When I left school in 1985 I wanted to go to the Conservatorium to become a singer - how I thank my lucky stars that I didn't get in! I was so ego-driven it would have been a disaster. Instead I studied languages at UQ, spent time in Paris, Beijing and Taipei, and then fell madly in love with Dave, a cyclist from Nottingham, and pedaled off with him on a 1000-mile adventure from Singapore to Bangkok. I emerged hooked on cycle-touring, and Dave, so we headed off to England together for more adventures.

I rediscovered music when I was looking for a way to meet people in Cambridge. Rowena Whitehead's singing workshops, Talking in Tune, introduced me to folk clubs, folk music from many traditions, improvisation and heaps of ways to sing better, more and differently. I also got a strong dose of Trad English through a Tudor Re-creation at Kentwell Manor in Suffolk.

When spring forgot to come to England in 1996, we headed back to Brisbane, moving next door to Nicole Murray. Baldrick and the Cunning Plans used to rehearse there, and there were fabulous folkie parties - Nic introduced us to John Thompson and a bunch of folkies, and they took us under their wings when we went to Woodford Folk Festival for the first time in 1998 or 1999. We discovered that folkies were an exceptionally nice bunch of people, that we liked most of the music, and that Woodford was amazing.

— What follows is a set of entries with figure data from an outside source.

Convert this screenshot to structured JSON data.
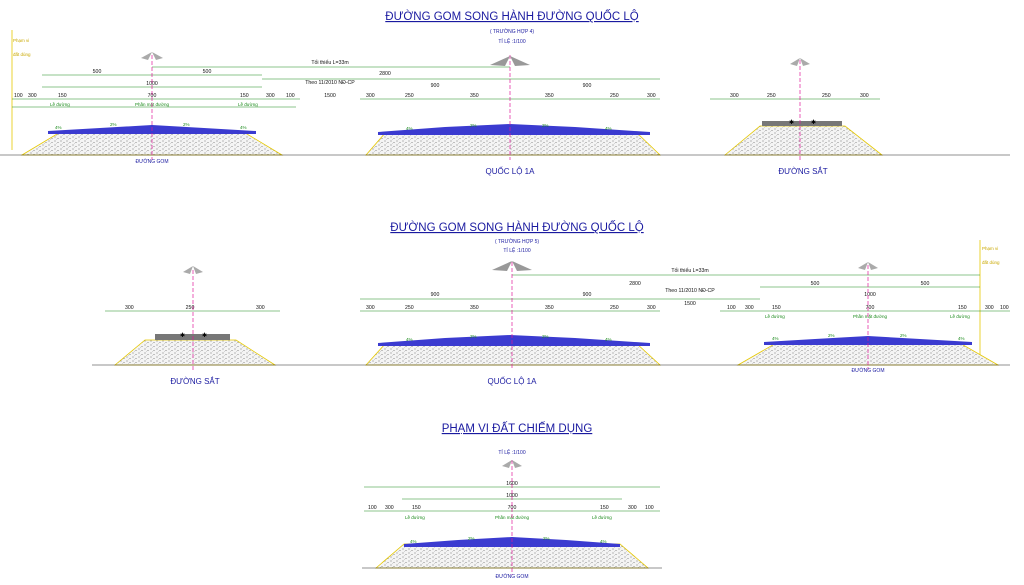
{
  "titles": {
    "t1": "ĐƯỜNG GOM SONG HÀNH ĐƯỜNG QUỐC LỘ",
    "t1_case": "( TRƯỜNG HỢP 4)",
    "t1_scale": "TỈ LỆ :1/100",
    "t2": "ĐƯỜNG GOM SONG HÀNH ĐƯỜNG QUỐC LỘ",
    "t2_case": "( TRƯỜNG HỢP 5)",
    "t2_scale": "TỈ LỆ :1/100",
    "t3": "PHẠM VI ĐẤT CHIẾM DỤNG",
    "t3_scale": "TỈ LỆ :1/100"
  },
  "labels": {
    "duong_gom": "ĐƯỜNG GOM",
    "quoc_lo": "QUỐC LỘ 1A",
    "duong_sat": "ĐƯỜNG SẮT",
    "toi_thieu": "Tối thiểu L=33m",
    "theo_nd": "Theo 11/2010 NĐ-CP",
    "phan_mat_duong": "Phần mặt đường",
    "le_duong": "Lề đường",
    "pham_vi": "Phạm vi",
    "dat_dung": "đất dùng"
  },
  "dims": {
    "d100": "100",
    "d300": "300",
    "d150": "150",
    "d700": "700",
    "d500": "500",
    "d1000": "1000",
    "d1500": "1500",
    "d2800": "2800",
    "d900": "900",
    "d250": "250",
    "d350": "350",
    "d1600": "1600"
  },
  "slopes": {
    "s4": "4%",
    "s2": "2%"
  },
  "colors": {
    "blue": "#1a1aa0",
    "green": "#1a8a1a",
    "magenta": "#e0199a",
    "yellow": "#e6c800",
    "road": "#3b3bd0"
  }
}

But we were buying and renovating a house, pursuing careers, etc. and didn't really get very involved...

In 2000, Nicole and I collaborated on a book with Sandy McCutcheon, and as a result I got involved in Sauna Club and the folk scene. Also in 2000 I ran my first vocal workshops: Voice Playground. I felt like a fraud, but then I usually do. Singing has been such a gift in my life, I wanted to offer that to other people. Dave and I fell apart in 2003; singing, and the folk scene, helped me weather that. In 2005, I teamed up with the enthusiasm and expertise of Andrea Baldwin, Nicole and John to run singing workshops as The Voices collective, and that has been great.

My attention wanders in most instrumental music (not so much with cello); it's vocal music that really grabs me. I tend to stumble across things and get interested - Currently it's Scottish Gaelic singing, with The Shieling. I don't have any Scottish background, but I heard Ann Martin and Ishbell MacAskill, and fell in love with the songs. I enjoy the challenge of getting my head and tongue around a new language and a new style of music. And I love the way that, with such a niche product, it's so easy to get gigs! In 2006, I'd started performing solo a capella, with encouragement from my folkie friends, and particularly Keith Urquhart and Angela Kitzelman who gave me my first gig at Neurum Creek Acoustic Music Festival, but I found it incredibly exposing, and so hard to market! My internal blurb went something like: Um, I sing songs, quite plainly. I don't really know what genre - they're probably a bit obscure for most people... not exactly a marketing triumph!

I'd love to sing more jazz, maybe some Renaissance English stuff - all that polyphony - and it would be a hoot to sing with instrumental players (ooh, a band!). I'd like to increase my general musical skills so I can improvise better and I'm working on accruing good karma so I can come back with a fabulous bass voice!

Once I realised that not getting into the Con had been a lucky escape, I promised myself that I would reserve music-making for joy. That's what I tune into musically: does this bring me joy? As long as it does, I know I'm on the right path.